Fourth order bernstein bases:

[KnutAM]

That is an interesting issue/test case indeed!

I actually hit a similar issue in #798, since the dofs are associated with edges and faces, and not nodes. There I simply defined the reference coordinates as NaN, which makes it work for the homogeneous Dirichlet BC case, but maybe not the best way...

For apply_analytical! we already note in the docstring that it only works for "nodal finite elements", an option here could be to add a trait to interpolations stating if they are nodal or not.

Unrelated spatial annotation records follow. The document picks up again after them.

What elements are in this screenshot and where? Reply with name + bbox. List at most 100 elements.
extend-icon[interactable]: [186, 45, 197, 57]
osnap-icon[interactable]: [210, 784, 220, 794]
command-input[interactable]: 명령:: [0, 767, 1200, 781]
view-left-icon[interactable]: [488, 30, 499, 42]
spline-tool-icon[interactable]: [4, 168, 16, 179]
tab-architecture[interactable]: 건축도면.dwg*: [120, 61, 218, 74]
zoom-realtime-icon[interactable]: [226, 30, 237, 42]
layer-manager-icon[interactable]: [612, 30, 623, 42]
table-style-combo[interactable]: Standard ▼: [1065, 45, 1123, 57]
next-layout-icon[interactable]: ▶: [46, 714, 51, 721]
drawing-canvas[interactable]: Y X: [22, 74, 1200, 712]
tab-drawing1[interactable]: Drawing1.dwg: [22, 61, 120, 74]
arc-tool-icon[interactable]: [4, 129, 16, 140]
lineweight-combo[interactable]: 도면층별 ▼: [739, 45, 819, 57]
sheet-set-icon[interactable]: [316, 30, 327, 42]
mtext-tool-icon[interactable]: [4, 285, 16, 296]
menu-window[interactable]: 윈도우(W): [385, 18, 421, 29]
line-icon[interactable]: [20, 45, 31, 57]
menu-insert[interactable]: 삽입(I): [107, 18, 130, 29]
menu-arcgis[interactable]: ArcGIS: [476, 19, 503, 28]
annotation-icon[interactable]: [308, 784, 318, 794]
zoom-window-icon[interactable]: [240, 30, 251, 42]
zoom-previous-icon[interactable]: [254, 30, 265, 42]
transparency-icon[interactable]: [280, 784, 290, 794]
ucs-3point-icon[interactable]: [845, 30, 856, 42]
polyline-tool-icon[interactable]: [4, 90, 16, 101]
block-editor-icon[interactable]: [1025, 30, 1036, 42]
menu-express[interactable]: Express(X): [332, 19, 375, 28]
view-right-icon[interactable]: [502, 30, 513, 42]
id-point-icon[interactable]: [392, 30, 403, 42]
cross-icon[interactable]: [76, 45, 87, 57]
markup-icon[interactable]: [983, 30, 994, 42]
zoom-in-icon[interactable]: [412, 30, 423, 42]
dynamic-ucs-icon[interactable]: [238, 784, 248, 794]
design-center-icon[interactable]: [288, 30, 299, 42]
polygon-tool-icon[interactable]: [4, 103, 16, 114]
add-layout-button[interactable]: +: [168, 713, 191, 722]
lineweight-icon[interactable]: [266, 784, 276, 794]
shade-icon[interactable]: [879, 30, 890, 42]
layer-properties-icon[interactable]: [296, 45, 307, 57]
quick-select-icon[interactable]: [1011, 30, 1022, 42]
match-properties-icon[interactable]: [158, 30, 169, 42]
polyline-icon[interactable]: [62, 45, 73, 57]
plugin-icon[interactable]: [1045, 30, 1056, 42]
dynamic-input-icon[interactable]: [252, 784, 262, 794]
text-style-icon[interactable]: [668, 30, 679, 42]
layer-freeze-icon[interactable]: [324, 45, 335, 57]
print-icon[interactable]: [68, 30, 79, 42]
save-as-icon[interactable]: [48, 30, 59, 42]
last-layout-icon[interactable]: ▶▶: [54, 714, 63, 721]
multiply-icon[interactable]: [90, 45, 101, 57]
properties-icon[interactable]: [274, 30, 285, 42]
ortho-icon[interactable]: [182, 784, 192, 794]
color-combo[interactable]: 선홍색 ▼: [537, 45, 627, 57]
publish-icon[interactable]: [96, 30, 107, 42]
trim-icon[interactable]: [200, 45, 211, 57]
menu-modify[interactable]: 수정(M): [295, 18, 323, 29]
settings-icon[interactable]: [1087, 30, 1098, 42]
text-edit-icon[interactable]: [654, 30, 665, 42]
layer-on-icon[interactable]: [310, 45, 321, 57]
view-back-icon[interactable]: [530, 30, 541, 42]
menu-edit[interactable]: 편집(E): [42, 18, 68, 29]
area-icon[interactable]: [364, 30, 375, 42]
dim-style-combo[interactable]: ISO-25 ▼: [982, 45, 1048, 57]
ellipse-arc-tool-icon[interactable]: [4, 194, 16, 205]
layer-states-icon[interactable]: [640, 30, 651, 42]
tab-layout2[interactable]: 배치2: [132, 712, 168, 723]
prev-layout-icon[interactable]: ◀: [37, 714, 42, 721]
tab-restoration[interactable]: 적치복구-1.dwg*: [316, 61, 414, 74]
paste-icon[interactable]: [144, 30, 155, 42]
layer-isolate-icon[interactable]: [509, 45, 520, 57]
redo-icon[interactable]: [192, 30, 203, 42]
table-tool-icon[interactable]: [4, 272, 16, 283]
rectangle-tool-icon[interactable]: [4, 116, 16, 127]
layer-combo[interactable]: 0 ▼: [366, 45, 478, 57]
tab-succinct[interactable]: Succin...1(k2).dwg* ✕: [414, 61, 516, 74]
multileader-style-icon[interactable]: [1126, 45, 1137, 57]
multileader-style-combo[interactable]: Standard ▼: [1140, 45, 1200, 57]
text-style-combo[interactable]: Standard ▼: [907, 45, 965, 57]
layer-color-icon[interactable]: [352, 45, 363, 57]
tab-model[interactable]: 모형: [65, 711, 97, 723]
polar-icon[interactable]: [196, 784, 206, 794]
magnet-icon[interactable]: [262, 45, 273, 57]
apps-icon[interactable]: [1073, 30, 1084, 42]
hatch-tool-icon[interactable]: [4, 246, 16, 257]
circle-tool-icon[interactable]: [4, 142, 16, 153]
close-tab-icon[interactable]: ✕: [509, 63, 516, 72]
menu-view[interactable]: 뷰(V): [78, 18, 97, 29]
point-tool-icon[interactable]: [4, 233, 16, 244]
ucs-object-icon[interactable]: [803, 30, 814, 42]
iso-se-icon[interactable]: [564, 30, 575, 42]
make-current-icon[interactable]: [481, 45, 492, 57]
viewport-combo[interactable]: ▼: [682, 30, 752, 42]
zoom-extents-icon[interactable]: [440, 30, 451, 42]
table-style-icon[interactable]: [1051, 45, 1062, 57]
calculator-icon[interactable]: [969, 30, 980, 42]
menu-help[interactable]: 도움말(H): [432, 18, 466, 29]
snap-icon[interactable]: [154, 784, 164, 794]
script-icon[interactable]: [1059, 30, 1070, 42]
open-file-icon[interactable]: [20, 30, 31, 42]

But how do Bernstein bases break BC values/ Dirichlet boundary conditions? Don't they only require that it is interpolatory on the boundary of the cells, which this basis looks to be?

[lijas]

The reason Bernstein does not work for non-constant dbc (for example f(x) -> x*2 or something) is because we assume that we can directly set the dof values a_i(as in u(x) = \sum N_i(x) a_i) in update!. But I dont think this is correct for the inner dofs because they are not interpolatory. (It will work for constant dbc though (like f(x) -> 2 or 0), because ssum(N_I) = 1`)

[termi-official]

The DG stuff has literally the same issue, which we currently bypass with some "hacks".

[lijas]

What hacks are that? I think it was pretty clever to introduce dirichlet_face_indices.

[termi-official]

I also kinda like the idea, but then it does not work for most of the DG elements, because usually the dofs are not on the faces.

[fredrikekre]

But would you enforce Dirichlet BC via hard constraints for those interpolations or penalize the jump instead?

[termi-official]

The penalty approach can be implemented by users anyway, so this is not a big issue from my perspective. :) I would like to have some kind of hard enforcement, but I am not sure how exactly this could be achieved. I just wanted to note that this might boil down to the same issue.